À Tabarka, le jazz n’a jamais été un simple rendez-vous musical. Il faisait partie du décor, presque de l’identité de la ville, au même titre que les aiguilles rocheuses, le corail rouge, le Fort génois, les forêts du Nord-Ouest et cette lumière particulière qui adoucit la Méditerranée. Après six années de silence, son retour réveille plus qu’une scène : il ravive une mémoire collective, touristique, culturelle et affective que beaucoup pensaient seulement en pause.

Prévue du 2 au 9 juillet 2026, cette 20e édition,organisée cette année sous l’égide du ministère des Affaires culturelles, marque plus qu’une reprise de calendrier. Elle rouvre une mémoire collective. Celle des grandes nuits de Tabarka, du saxophone monumental à l’entrée de la ville, des scènes à ciel ouvert, des ruelles animées, des hôtels pleins, des visiteurs venus de Tunisie, d’Algérie et d’ailleurs pour vivre autre chose qu’un simple séjour balnéaire.

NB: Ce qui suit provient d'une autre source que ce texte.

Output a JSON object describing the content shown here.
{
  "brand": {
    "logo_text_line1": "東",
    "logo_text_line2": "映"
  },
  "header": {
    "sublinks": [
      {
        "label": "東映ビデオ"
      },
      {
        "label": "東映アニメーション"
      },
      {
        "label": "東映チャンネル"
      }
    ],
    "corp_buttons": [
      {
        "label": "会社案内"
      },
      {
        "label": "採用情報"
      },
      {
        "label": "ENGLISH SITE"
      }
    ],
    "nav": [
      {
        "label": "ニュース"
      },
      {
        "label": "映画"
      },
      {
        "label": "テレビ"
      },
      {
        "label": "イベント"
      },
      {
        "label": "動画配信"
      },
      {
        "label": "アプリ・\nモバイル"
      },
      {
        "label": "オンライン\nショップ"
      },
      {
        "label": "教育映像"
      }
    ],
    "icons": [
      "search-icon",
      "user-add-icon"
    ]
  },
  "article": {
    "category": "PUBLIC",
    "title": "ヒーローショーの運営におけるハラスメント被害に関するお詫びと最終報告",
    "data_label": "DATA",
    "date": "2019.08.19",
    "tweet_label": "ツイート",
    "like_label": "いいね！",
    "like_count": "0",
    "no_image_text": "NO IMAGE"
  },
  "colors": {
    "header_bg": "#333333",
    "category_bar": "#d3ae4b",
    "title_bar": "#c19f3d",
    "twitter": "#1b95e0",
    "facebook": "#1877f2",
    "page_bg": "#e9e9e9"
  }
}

Dee Dee Bridgewater Quartet

Tabarka n’a jamais été une destination comme les autres. Elle n’a ni le profil standardisé des stations de masse, ni l’image figée d’un décor estival interchangeable. Sa force réside précisément dans sa diversité : plages de sables fins et baies rocheuses, eaux claires, corail rouge, Fort génois, forêts de pins et de chênes-lièges, arrière-pays montagneux vers Aïn Draham, artisanat ancestral, mémoire méditerranéenne et traditions du Nord-Ouest. Peu de régions tunisiennes concentrent autant de paysages, de récits et de potentialités dans un espace aussi réduit.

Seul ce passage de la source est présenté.